Re: [PATCH v10 11/12] Documentation: add documentation for 'git interpret-trailers'

Michael Haggerty <mhagger@xxxxxxxxxxxx> · Tue, 08 Apr 2014 17:25:47 +0200

On 04/08/2014 01:35 PM, Christian Couder wrote:
> On Tue, Apr 8, 2014 at 9:30 AM, Michael Haggerty <mhagger@xxxxxxxxxxxx> wrote:
>> How are existing trailers recognized in the input commit message?  Do
>> trailers have to be configured to be recognized?  Or are all lines
>> matching a specific pattern considered trailers?  If so, it might be
>> helpful to include a regexp here that describes the trailer "syntax".
> 
> The trailers are recognized in the input commit message using the
> following rules:
>  - only lines that contains a ':' are considered trailers,
>  - the trailer lines must all be next to each other,
>  - after them it's only possible to have some lines that contain only spaces,
>  - before them there must be at least one line with only spaces

Thanks for all the explanation.  I think that most/all of this
information should be included in the documentation.

>>> +OPTIONS
>>> +-------
>>> +--trim-empty::
>>> +     If the 'value' part of any trailer contains only whitespace,
>>> +     the whole trailer will be removed from the resulting message.
>>
>> Does this apply to existing trailers, new trailers, or both?
> 
> Both.
> 
>> If it applies to existing trailers, then it seems a bit dangerous, in the
>> sense that the command might end up changing trailers that are unrelated
>> to the one that the command is trying to add.
> 
> The command is not just for adding trailers.
> But there could be an option to just trim trailers that are added.

Maybe that should be the *only* behavior of this option.

Maybe there should be a trailer.<token>.trimEmpty config option.

>>> +CONFIGURATION VARIABLES
>>> +-----------------------
>>> +
>>> +trailer.<token>.key::
>>> +     This 'key' will be used instead of 'token' in the
>>> +     trailer.

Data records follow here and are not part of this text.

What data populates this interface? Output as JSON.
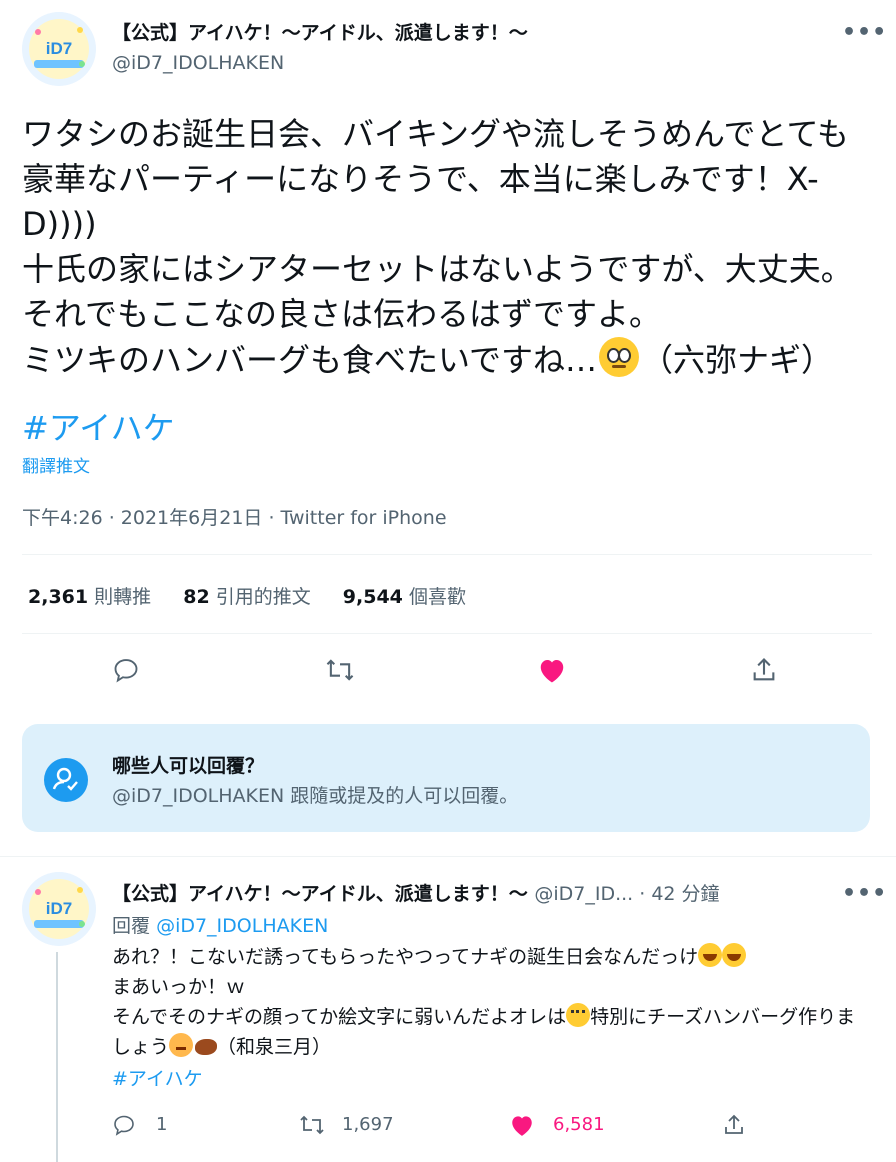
{
  "tweet": {
    "author_name": "【公式】アイハケ！〜アイドル、派遣します！〜",
    "author_handle": "@iD7_IDOLHAKEN",
    "text_part1": "ワタシのお誕生日会、バイキングや流しそうめんでとても豪華なパーティーになりそうで、本当に楽しみです！X-D))))\n十氏の家にはシアターセットはないようですが、大丈夫。それでもここなの良さは伝わるはずですよ。\nミツキのハンバーグも食べたいですね…",
    "emoji_1": "face-with-rolling-eyes",
    "text_part2": "（六弥ナギ）",
    "hashtag": "#アイハケ",
    "translate_label": "翻譯推文",
    "timestamp": "下午4:26 · 2021年6月21日 · Twitter for iPhone",
    "stats": {
      "retweets_count": "2,361",
      "retweets_label": "則轉推",
      "quotes_count": "82",
      "quotes_label": "引用的推文",
      "likes_count": "9,544",
      "likes_label": "個喜歡"
    },
    "liked": true
  },
  "reply_restriction": {
    "title": "哪些人可以回覆？",
    "subtitle": "@iD7_IDOLHAKEN 跟隨或提及的人可以回覆。"
  },
  "reply": {
    "author_name": "【公式】アイハケ！〜アイドル、派遣します！〜",
    "author_handle_time": "@iD7_ID... · 42 分鐘",
    "replying_to_label": "回覆",
    "replying_to_handle": "@iD7_IDOLHAKEN",
    "line1": "あれ？！こないだ誘ってもらったやつってナギの誕生日会なんだっけ",
    "line2": "まあいっか！ｗ",
    "line3a": "そんでそのナギの顔ってか絵文字に弱いんだよオレは",
    "line3b": "特別にチーズハンバーグ作りましょう",
    "line3c": "（和泉三月）",
    "hashtag": "#アイハケ",
    "reply_count": "1",
    "retweet_count": "1,697",
    "like_count": "6,581"
  },
  "colors": {
    "accent": "#1d9bf0",
    "like": "#f91880",
    "muted": "#536471",
    "reply_box_bg": "#ddf0fb"
  }
}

After some alphanumeric characters, it can contain
>>
>> Trailer keys can also contain '-', right?
> 
> Yes.
> I should have written "after the last alphanumeric character".
> I will fix that.
> 
>>> +     some non alphanumeric characters like ':', '=' or '#' that will
>>> +     be used instead of ':' to separate the token from the value in
>>> +     the trailer, though the default ':' is more standard.
>>
>> Above it looks like the default separator is not ':' but rather ': '
>> (with a space).  Is the space always added regardless of the value of
>> this configuration variable, or should the configuration value include
>> the trailing space if it is desired?  Is there any way to get a trailer
>> that doesn't include a space, like
>>
>>     foo=bar
>>
>> ?  (Changing this to "foo= bar" would look pretty ugly.)
> 
> I will have a look, but I think that:
> 
> - a space is always added after ':' or '=',
> - a space is never added after '#',
> - it doesn't matter if there is a space or not in the configured key.
> 
>> If a commit message containing trailer lines with separators other than
>> ':' is input to the program, will it recognize them as trailer lines?
> 
> No, '=' and '#' are not supported in the input message, only in the output.
> 
>> Do such trailer lines have to have the same separator as the one listed
>> in this configuration setting to be recognized?
> 
> No they need to have ':' as a separator.
> 
> The reason why only ':' is supported is because it is the cannonical
> trailer separator and it could create problems with many input
> messages if other separators where supported.
> 
> Maybe we could detect a special line like the following:
> 
> # TRAILERS START
> 
> in the input message and consider everyhting after that line as trailers.
> In this case it would be ok to accept other separators.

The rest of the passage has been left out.